TurnTrout comments on Dreams of AI alignment: The danger of suggestive names

TurnTrout 4 Mar 2024 18:08 UTC
5 points
1
I do think that a wide range of shard-based mind-structures will equilibrate into EU optimizers, but I also think this is a somewhat mild statement. My stance is that utility functions represent a yardstick by which decisions are made. “Utility was made by the agent, for the agent” as it were—and not “the agent is made to optimize the utility.” What this means is:
Suppose I start off caring about dogs and diamonds in a shard-like fashion, with certain situations making me seek out dogs and care for them (in the usual intuitive way); and similarly for diamonds. However, there will be certain situations in which the dog-shard “interferes with” the diamond-shard, such that the dog-shard e.g. makes me daydream about dogs while doing my work and thereby do worse in life overall. If I didn’t engage in this behavior, then in general I’d probably be able to get more dog-caring and diamond-acquisition. So from the vantage point of this mind and its shards, it is subjectively better to not engage in such “incoherent” behavior which is a strictly dominated strategy in expectation (i.e. leads to fewer dogs and diamonds).

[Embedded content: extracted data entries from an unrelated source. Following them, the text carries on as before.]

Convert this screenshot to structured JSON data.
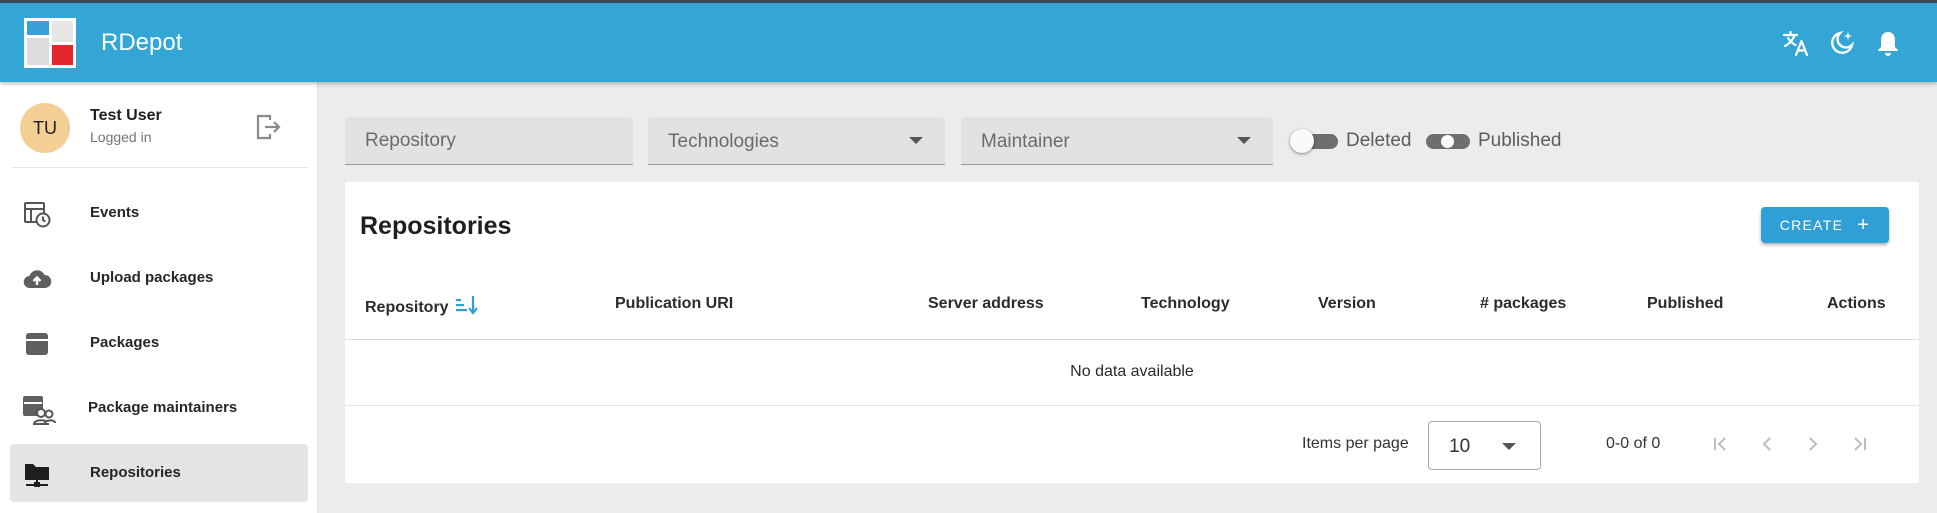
{
  "app": {
    "title": "RDepot"
  },
  "appbar": {
    "icons": [
      "translate-icon",
      "theme-toggle-icon",
      "bell-icon"
    ]
  },
  "user": {
    "initials": "TU",
    "name": "Test User",
    "status": "Logged in"
  },
  "sidebar": {
    "items": [
      {
        "label": "Events",
        "icon": "events-icon"
      },
      {
        "label": "Upload packages",
        "icon": "cloud-upload-icon"
      },
      {
        "label": "Packages",
        "icon": "package-icon"
      },
      {
        "label": "Package maintainers",
        "icon": "maintainers-icon"
      },
      {
        "label": "Repositories",
        "icon": "folder-network-icon",
        "active": true
      }
    ]
  },
  "filters": {
    "repository_placeholder": "Repository",
    "technologies_placeholder": "Technologies",
    "maintainer_placeholder": "Maintainer",
    "deleted_label": "Deleted",
    "deleted_on": false,
    "published_label": "Published",
    "published_state": "indeterminate"
  },
  "card": {
    "title": "Repositories",
    "create_label": "CREATE",
    "columns": [
      "Repository",
      "Publication URI",
      "Server address",
      "Technology",
      "Version",
      "# packages",
      "Published",
      "Actions"
    ],
    "sorted_column": "Repository",
    "empty_text": "No data available"
  },
  "pagination": {
    "items_per_page_label": "Items per page",
    "items_per_page": "10",
    "range": "0-0 of 0"
  },
  "colors": {
    "appbar": "#34a6d6",
    "accent": "#2f9fd5",
    "logo_red": "#e3262c",
    "logo_blue": "#3aa0d8"
  }
}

Therefore, given time and sufficient self-modification ability, these shards will want to equilibrate to an algorithm which doesn’t step on its own toes like this.
This doesn’t mean, of course, that these shards decide to implement a utility function with absurd results by the initial decision-making procedure. For example, tiling the universe (half with dog-squiggles, half with diamond-squiggles) would not be a desirable outcome under the initial decision-making process. Insofar as such an outcome could be foreseen as a consequence of making decisions a proposed utility function, the shards would disprefer that utility function.^[1]

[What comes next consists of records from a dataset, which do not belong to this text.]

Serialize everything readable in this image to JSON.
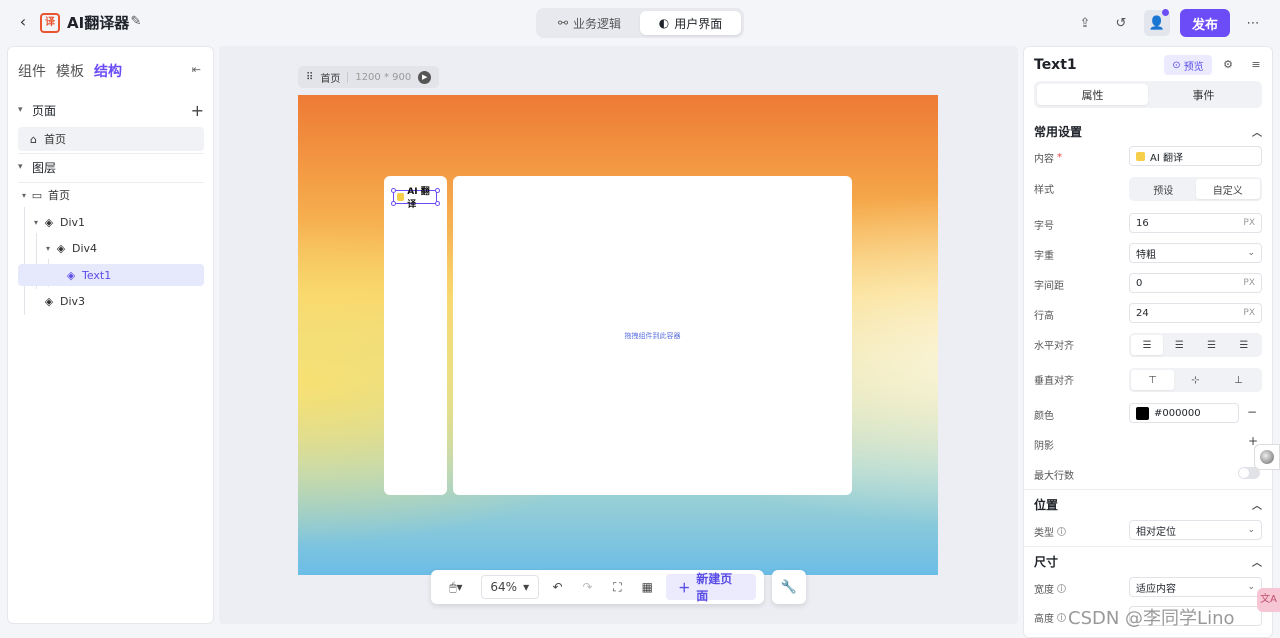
{
  "header": {
    "app_title": "AI翻译器",
    "logo_glyph": "译",
    "mode_tabs": [
      {
        "label": "业务逻辑",
        "icon": "flow-icon"
      },
      {
        "label": "用户界面",
        "icon": "palette-icon"
      }
    ],
    "active_mode": "用户界面",
    "publish_label": "发布",
    "accent_color": "#6c4cf6"
  },
  "left_panel": {
    "tabs": [
      "组件",
      "模板",
      "结构"
    ],
    "active_tab": "结构",
    "pages_section": "页面",
    "pages": [
      "首页"
    ],
    "layers_section": "图层",
    "tree": [
      {
        "label": "首页",
        "depth": 0
      },
      {
        "label": "Div1",
        "depth": 1
      },
      {
        "label": "Div4",
        "depth": 2
      },
      {
        "label": "Text1",
        "depth": 3,
        "selected": true
      },
      {
        "label": "Div3",
        "depth": 1
      }
    ]
  },
  "canvas": {
    "page_name": "首页",
    "page_size": "1200 * 900",
    "text_component": "AI 翻译",
    "drop_hint": "拖拽组件到此容器",
    "zoom": "64%",
    "new_page_label": "新建页面"
  },
  "right_panel": {
    "component_name": "Text1",
    "preview_label": "预览",
    "tabs": [
      "属性",
      "事件"
    ],
    "active_tab": "属性",
    "common_section": "常用设置",
    "content_label": "内容",
    "content_value": "AI 翻译",
    "style_label": "样式",
    "style_options": [
      "预设",
      "自定义"
    ],
    "style_active": "自定义",
    "font_size_label": "字号",
    "font_size": "16",
    "unit": "PX",
    "font_weight_label": "字重",
    "font_weight": "特粗",
    "letter_spacing_label": "字间距",
    "letter_spacing": "0",
    "line_height_label": "行高",
    "line_height": "24",
    "h_align_label": "水平对齐",
    "v_align_label": "垂直对齐",
    "color_label": "颜色",
    "color_value": "#000000",
    "shadow_label": "阴影",
    "max_lines_label": "最大行数",
    "position_section": "位置",
    "type_label": "类型",
    "type_value": "相对定位",
    "size_section": "尺寸",
    "width_label": "宽度",
    "width_value": "适应内容",
    "height_label": "高度"
  },
  "watermark": "CSDN @李同学Lino"
}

So any utility function chosen should “add up to normalcy” when optimized, or at least be different in a way which is not foreseeably weird and bad by the initial shards’ reckoning. On this view, one would derive a utility function as a rule of thumb for how to make decisions effectively and (nearly) Pareto-optimally in relevant scenarios.^[2]
(You can perhaps understand why, given this viewpoint, I am unconcerned/weirded out by Yudkowskian sentiments like “Unforeseen optima are extremely problematic given high amounts of optimization power.”)
1. ^
  This elides any practical issues with self-modification, and possible value drift from e.g. external sources, and so on. I think they don’t change the key conclusions here. I think they do change conclusions for other questions though.
2. ^
  Again, if I’m imagining the vantage point of dog+diamond agent, it wouldn’t want to waste tons of compute deriving a policy for weird situations it doesn’t expect to run into. The most important place to become more coherent is the expected on-policy future.
What links here?
- TurnTrout's comment on Richard Ngo’s Shortform by Richard_Ngo (11 Mar 2024 22:31 UTC; 9 points)
- Wei Dai 4 Mar 2024 21:31 UTC
  9 points
  2
  Parent
  Therefore, given time and sufficient self-modification ability, these shards will want to equilibrate to an algorithm which doesn’t step on its own toes like this.
  
  What do you think that algorithm will be? Why would it not be some explicit EU-maximization-like algorithm, with a utility function that fully represents both of their values? (At least eventually?) It seems like the best way to guarantee that the two shards will never step on each others’ toes ever again (no need to worry about running into unforeseen situations), and also allows the agent to easily merge with other similar agents in the future (thereby avoiding stepping on even more toes).
  
  (Not saying I know for sure this is inevitable, as there could be all kinds of obstacles to this outcome, but it still seems like our best guess of what advanced AI will eventually look like?)
  
  So any utility function chosen should “add up to normalcy” when optimized, or at least be different in a way which is not foreseeably weird and bad by the initial shards’ reckoning.
  
  I agree with this statement, but what about:
  1. Shards just making a mistake and picking a bad utility function. (The individual shards aren’t necessarily very smart and/or rational?)
  2. The utility function is fine for the AI but not for us. (Would the AI shards’ values exactly match our shards, including relative power/influence, and if not, why would their utility function be safe for us?)
  3. Competitive pressures forcing shard-based AIs to become more optimizer-like before they’re ready, or to build other kinds of more competitive but riskier AI, similar to how it’s hard for humans to stop our own AI arms race.
  (You can perhaps understand why, given this viewpoint, I am unconcerned/weirded out by Yudkowskian sentiments like “Unforeseen optima are extremely problematic given high amounts of optimization power.”)
  
  Yes, you’re helping me better understand your perspective, thanks. However as indicated by my questions above, I’m still not sure why you think shard-based AI agents would be safe in general, and in particular (among other risks) why they wouldn’t turn into dangerous goal-directed optimizers at some point.